Protecting Polar Bears With A Large Marine Ecosystem Approach
Polar bears have, for better or worse, become symbolic in the quest for global conservation: this is partly because of their nature as charismatic megafauna, and partly because the health of their populations is a good reflection of the conditions of northern climates more generally. Polar bear habitat is circumpolar and comprises a range of countries including Canada, the Russian Federation, Greenland, Norway, and the U.S., and any successful effort to protect them necessitates an international cooperative approach. Most management plans for polar bears have focused on “harvest limits” related to hunting them, and those plans have generally been limited to terrestrial zones. However, as climate change is “likely to result in large-scale habitat alterations in the Arctic,” there is an increasing need to make a plan that is flexible and looks towards the future.
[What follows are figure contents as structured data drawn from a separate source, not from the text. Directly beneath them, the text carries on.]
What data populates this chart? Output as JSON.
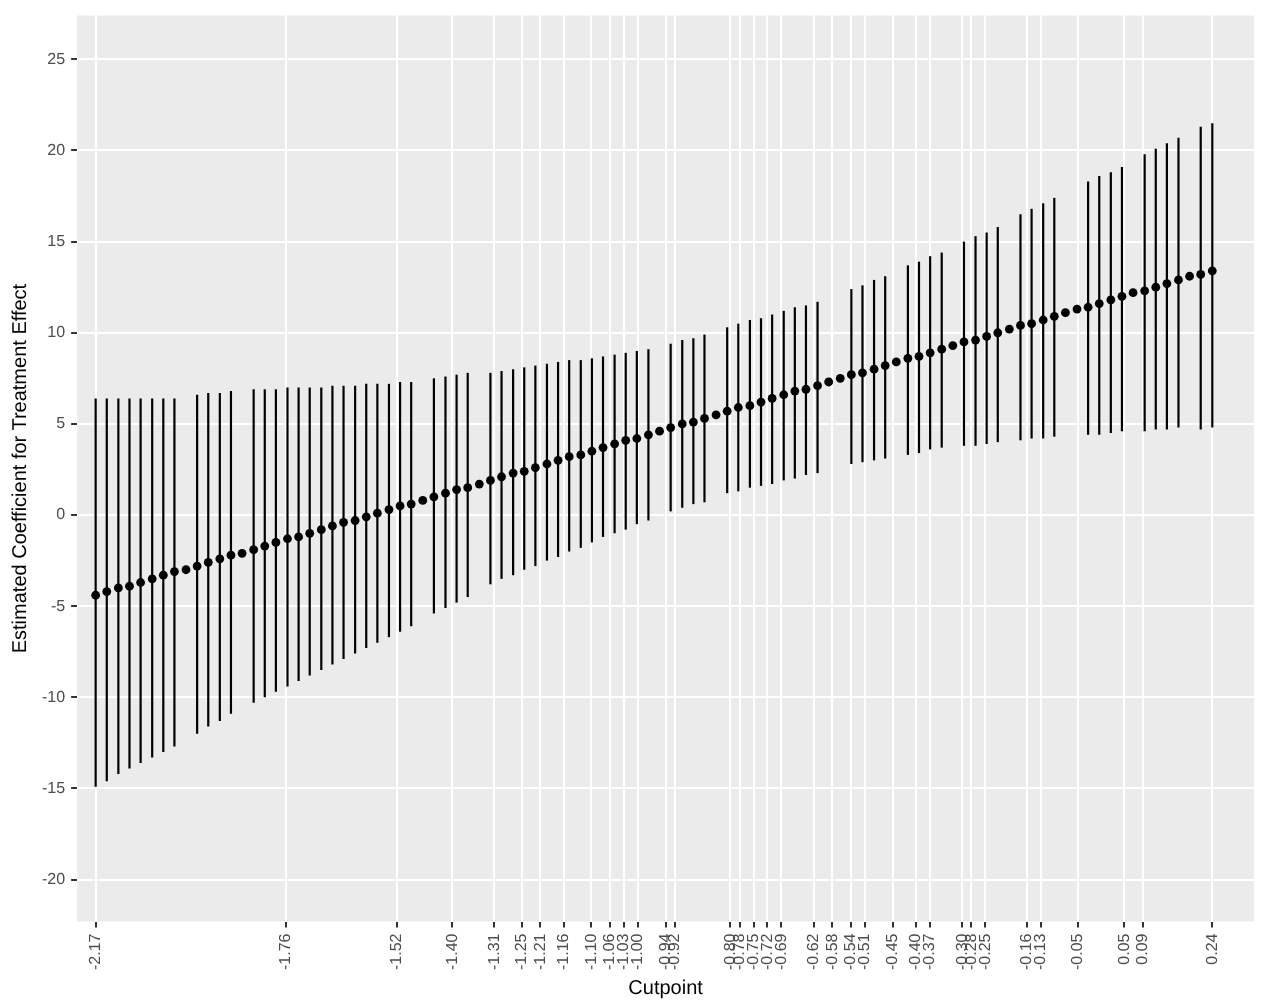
{
  "chart_data": {
    "type": "scatter",
    "xlabel": "Cutpoint",
    "ylabel": "Estimated Coefficient for Treatment Effect",
    "marker": "circle",
    "grid": true,
    "legend": false,
    "xlim": [
      -2.21,
      0.33
    ],
    "ylim": [
      -22.3,
      27.4
    ],
    "yticks": [
      -20,
      -15,
      -10,
      -5,
      0,
      5,
      10,
      15,
      20,
      25
    ],
    "xticks": [
      {
        "value": -2.17,
        "label": "-2.17"
      },
      {
        "value": -1.76,
        "label": "-1.76"
      },
      {
        "value": -1.52,
        "label": "-1.52"
      },
      {
        "value": -1.4,
        "label": "-1.40"
      },
      {
        "value": -1.31,
        "label": "-1.31"
      },
      {
        "value": -1.25,
        "label": "-1.25"
      },
      {
        "value": -1.21,
        "label": "-1.21"
      },
      {
        "value": -1.16,
        "label": "-1.16"
      },
      {
        "value": -1.1,
        "label": "-1.10"
      },
      {
        "value": -1.06,
        "label": "-1.06"
      },
      {
        "value": -1.03,
        "label": "-1.03"
      },
      {
        "value": -1.0,
        "label": "-1.00"
      },
      {
        "value": -0.94,
        "label": "-0.94"
      },
      {
        "value": -0.92,
        "label": "-0.92"
      },
      {
        "value": -0.8,
        "label": "-0.80"
      },
      {
        "value": -0.78,
        "label": "-0.78"
      },
      {
        "value": -0.75,
        "label": "-0.75"
      },
      {
        "value": -0.72,
        "label": "-0.72"
      },
      {
        "value": -0.69,
        "label": "-0.69"
      },
      {
        "value": -0.62,
        "label": "-0.62"
      },
      {
        "value": -0.58,
        "label": "-0.58"
      },
      {
        "value": -0.54,
        "label": "-0.54"
      },
      {
        "value": -0.51,
        "label": "-0.51"
      },
      {
        "value": -0.45,
        "label": "-0.45"
      },
      {
        "value": -0.4,
        "label": "-0.40"
      },
      {
        "value": -0.37,
        "label": "-0.37"
      },
      {
        "value": -0.3,
        "label": "-0.30"
      },
      {
        "value": -0.28,
        "label": "-0.28"
      },
      {
        "value": -0.25,
        "label": "-0.25"
      },
      {
        "value": -0.16,
        "label": "-0.16"
      },
      {
        "value": -0.13,
        "label": "-0.13"
      },
      {
        "value": -0.05,
        "label": "-0.05"
      },
      {
        "value": 0.05,
        "label": "0.05"
      },
      {
        "value": 0.09,
        "label": "0.09"
      },
      {
        "value": 0.24,
        "label": "0.24"
      }
    ],
    "series": [
      {
        "color": "#000000",
        "x": [
          -2.17,
          -2.146,
          -2.121,
          -2.097,
          -2.073,
          -2.048,
          -2.024,
          -2.0,
          -1.975,
          -1.951,
          -1.927,
          -1.902,
          -1.878,
          -1.854,
          -1.829,
          -1.805,
          -1.781,
          -1.756,
          -1.732,
          -1.708,
          -1.683,
          -1.659,
          -1.635,
          -1.61,
          -1.586,
          -1.562,
          -1.537,
          -1.513,
          -1.489,
          -1.464,
          -1.44,
          -1.415,
          -1.391,
          -1.367,
          -1.342,
          -1.318,
          -1.294,
          -1.269,
          -1.245,
          -1.221,
          -1.196,
          -1.172,
          -1.148,
          -1.123,
          -1.099,
          -1.075,
          -1.05,
          -1.026,
          -1.002,
          -0.977,
          -0.953,
          -0.929,
          -0.904,
          -0.88,
          -0.856,
          -0.831,
          -0.807,
          -0.783,
          -0.758,
          -0.734,
          -0.71,
          -0.685,
          -0.661,
          -0.637,
          -0.612,
          -0.588,
          -0.563,
          -0.539,
          -0.515,
          -0.49,
          -0.466,
          -0.442,
          -0.417,
          -0.393,
          -0.369,
          -0.344,
          -0.32,
          -0.296,
          -0.271,
          -0.247,
          -0.223,
          -0.198,
          -0.174,
          -0.15,
          -0.125,
          -0.101,
          -0.077,
          -0.052,
          -0.028,
          -0.004,
          0.021,
          0.045,
          0.069,
          0.094,
          0.118,
          0.142,
          0.167,
          0.191,
          0.215,
          0.24
        ],
        "values": [
          -4.4,
          -4.2,
          -4.0,
          -3.9,
          -3.7,
          -3.5,
          -3.3,
          -3.1,
          -3.0,
          -2.8,
          -2.6,
          -2.4,
          -2.2,
          -2.1,
          -1.9,
          -1.7,
          -1.5,
          -1.3,
          -1.2,
          -1.0,
          -0.8,
          -0.6,
          -0.4,
          -0.3,
          -0.1,
          0.1,
          0.3,
          0.5,
          0.6,
          0.8,
          1.0,
          1.2,
          1.4,
          1.5,
          1.7,
          1.9,
          2.1,
          2.3,
          2.4,
          2.6,
          2.8,
          3.0,
          3.2,
          3.3,
          3.5,
          3.7,
          3.9,
          4.1,
          4.2,
          4.4,
          4.6,
          4.8,
          5.0,
          5.1,
          5.3,
          5.5,
          5.7,
          5.9,
          6.0,
          6.2,
          6.4,
          6.6,
          6.8,
          6.9,
          7.1,
          7.3,
          7.5,
          7.7,
          7.8,
          8.0,
          8.2,
          8.4,
          8.6,
          8.7,
          8.9,
          9.1,
          9.3,
          9.5,
          9.6,
          9.8,
          10.0,
          10.2,
          10.4,
          10.5,
          10.7,
          10.9,
          11.1,
          11.3,
          11.4,
          11.6,
          11.8,
          12.0,
          12.2,
          12.3,
          12.5,
          12.7,
          12.9,
          13.1,
          13.2,
          13.4
        ],
        "errors": [
          [
            -14.9,
            6.4
          ],
          [
            -14.6,
            6.4
          ],
          [
            -14.2,
            6.4
          ],
          [
            -13.9,
            6.4
          ],
          [
            -13.6,
            6.4
          ],
          [
            -13.3,
            6.4
          ],
          [
            -13.0,
            6.4
          ],
          [
            -12.7,
            6.4
          ],
          null,
          [
            -12.0,
            6.6
          ],
          [
            -11.6,
            6.7
          ],
          [
            -11.3,
            6.7
          ],
          [
            -10.9,
            6.8
          ],
          null,
          [
            -10.3,
            6.9
          ],
          [
            -10.0,
            6.9
          ],
          [
            -9.7,
            6.9
          ],
          [
            -9.4,
            7.0
          ],
          [
            -9.1,
            7.0
          ],
          [
            -8.8,
            7.0
          ],
          [
            -8.5,
            7.0
          ],
          [
            -8.2,
            7.1
          ],
          [
            -7.9,
            7.1
          ],
          [
            -7.6,
            7.1
          ],
          [
            -7.3,
            7.2
          ],
          [
            -7.0,
            7.2
          ],
          [
            -6.7,
            7.2
          ],
          [
            -6.4,
            7.3
          ],
          [
            -6.1,
            7.3
          ],
          null,
          [
            -5.4,
            7.5
          ],
          [
            -5.1,
            7.6
          ],
          [
            -4.8,
            7.7
          ],
          [
            -4.5,
            7.8
          ],
          null,
          [
            -3.8,
            7.8
          ],
          [
            -3.5,
            7.9
          ],
          [
            -3.3,
            8.0
          ],
          [
            -3.0,
            8.1
          ],
          [
            -2.8,
            8.2
          ],
          [
            -2.5,
            8.3
          ],
          [
            -2.3,
            8.4
          ],
          [
            -2.0,
            8.5
          ],
          [
            -1.8,
            8.5
          ],
          [
            -1.5,
            8.6
          ],
          [
            -1.2,
            8.7
          ],
          [
            -1.0,
            8.8
          ],
          [
            -0.8,
            8.9
          ],
          [
            -0.5,
            9.0
          ],
          [
            -0.3,
            9.1
          ],
          null,
          [
            0.2,
            9.4
          ],
          [
            0.4,
            9.6
          ],
          [
            0.6,
            9.7
          ],
          [
            0.7,
            9.9
          ],
          null,
          [
            1.2,
            10.3
          ],
          [
            1.3,
            10.5
          ],
          [
            1.5,
            10.7
          ],
          [
            1.6,
            10.8
          ],
          [
            1.7,
            11.0
          ],
          [
            1.9,
            11.2
          ],
          [
            2.0,
            11.4
          ],
          [
            2.2,
            11.5
          ],
          [
            2.3,
            11.7
          ],
          null,
          null,
          [
            2.8,
            12.4
          ],
          [
            2.9,
            12.6
          ],
          [
            3.0,
            12.9
          ],
          [
            3.1,
            13.1
          ],
          null,
          [
            3.3,
            13.7
          ],
          [
            3.4,
            13.9
          ],
          [
            3.6,
            14.2
          ],
          [
            3.7,
            14.4
          ],
          null,
          [
            3.8,
            15.0
          ],
          [
            3.8,
            15.3
          ],
          [
            3.9,
            15.5
          ],
          [
            4.0,
            15.8
          ],
          null,
          [
            4.1,
            16.5
          ],
          [
            4.2,
            16.8
          ],
          [
            4.2,
            17.1
          ],
          [
            4.3,
            17.4
          ],
          null,
          null,
          [
            4.4,
            18.3
          ],
          [
            4.4,
            18.6
          ],
          [
            4.5,
            18.8
          ],
          [
            4.6,
            19.1
          ],
          null,
          [
            4.6,
            19.8
          ],
          [
            4.7,
            20.1
          ],
          [
            4.7,
            20.4
          ],
          [
            4.8,
            20.7
          ],
          null,
          [
            4.7,
            21.3
          ],
          [
            4.8,
            21.5
          ]
        ]
      }
    ]
  }
}
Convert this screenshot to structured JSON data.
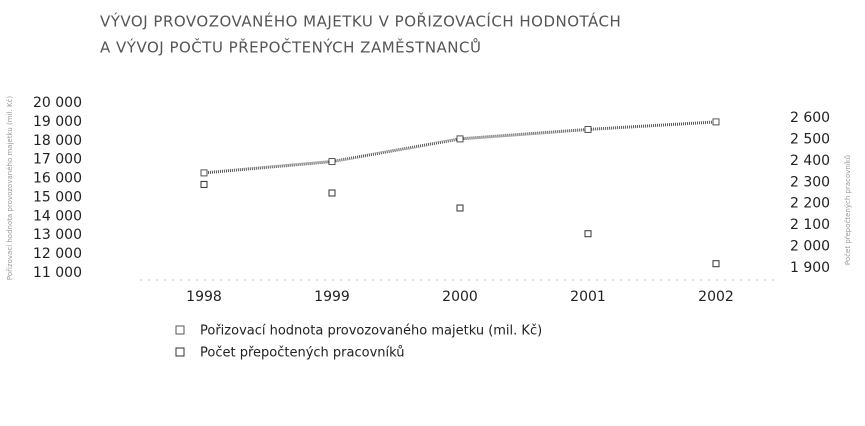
{
  "chart_data": {
    "type": "line",
    "title": [
      "VÝVOJ PROVOZOVANÉHO MAJETKU V POŘIZOVACÍCH HODNOTÁCH",
      "A VÝVOJ POČTU PŘEPOČTENÝCH ZAMĚSTNANCŮ"
    ],
    "ylabel": "Pořizovací hodnota provozovaného majetku (mil. Kč)",
    "y2label": "Počet přepočtených pracovníků",
    "categories": [
      "1998",
      "1999",
      "2000",
      "2001",
      "2002"
    ],
    "series": [
      {
        "name": "Pořizovací hodnota provozovaného majetku (mil. Kč)",
        "color": "#555555",
        "style": "line",
        "values": [
          16300,
          16900,
          18100,
          18600,
          19000
        ]
      },
      {
        "name": "Počet přepočtených pracovníků",
        "color": "#333333",
        "style": "markers",
        "axis": "y2",
        "values": [
          2290,
          2250,
          2180,
          2060,
          1920
        ]
      }
    ],
    "ylim": [
      11000,
      20000
    ],
    "yticks": [
      {
        "value": 11000,
        "label": "11 000"
      },
      {
        "value": 12000,
        "label": "12 000"
      },
      {
        "value": 13000,
        "label": "13 000"
      },
      {
        "value": 14000,
        "label": "14 000"
      },
      {
        "value": 15000,
        "label": "15 000"
      },
      {
        "value": 16000,
        "label": "16 000"
      },
      {
        "value": 17000,
        "label": "17 000"
      },
      {
        "value": 18000,
        "label": "18 000"
      },
      {
        "value": 19000,
        "label": "19 000"
      },
      {
        "value": 20000,
        "label": "20 000"
      }
    ],
    "y2lim": [
      1900,
      2600
    ],
    "y2ticks": [
      {
        "value": 1900,
        "label": "1 900"
      },
      {
        "value": 2000,
        "label": "2 000"
      },
      {
        "value": 2100,
        "label": "2 100"
      },
      {
        "value": 2200,
        "label": "2 200"
      },
      {
        "value": 2300,
        "label": "2 300"
      },
      {
        "value": 2400,
        "label": "2 400"
      },
      {
        "value": 2500,
        "label": "2 500"
      },
      {
        "value": 2600,
        "label": "2 600"
      }
    ]
  }
}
For the last 40 years, the multinational “Agreement on the Conservation of Polar Bears” has been the best attempt at “applying ecosystem-based principles to polar bear issues.” However, the agreement has “fallen short” of providing a framework that can ensure protecting of polar bears given current challenges. As an alternative, this paper proposes a “Large Marine Ecosystem” strategic approach; LMEs are, generally speaking, huge swaths of land, approximately 200,000 square kilometers, and can encompass “coastal zones, continental shelves, and coastal currents.” There are currently 66 LMEs recognized in international circles “as a means to achieve ecosystem-based, multi-country management” goals. For polar bears specifically, the authors note there is no “one-size-fits-all” approach but there are already 14 arctic LMEs that contain “whole or parts of polar bear subpopulations,” which puts them in a good position to be helped through this approach. Further to various issues that can be addressed by LMEs, such as the populations of other other animals that polar bears prey upon, the authors note there are also socioeconomic and governance issues that would need to be factored in.
The authors suggest that the LME approach could an appropriate way of addressing issues of polar bear survival, as long as there is cooperation among the nations that are comprised in these zones. They also suggest that, given the rapidly changing climate, these plans should be evaluated and revised every three years to remain relevant.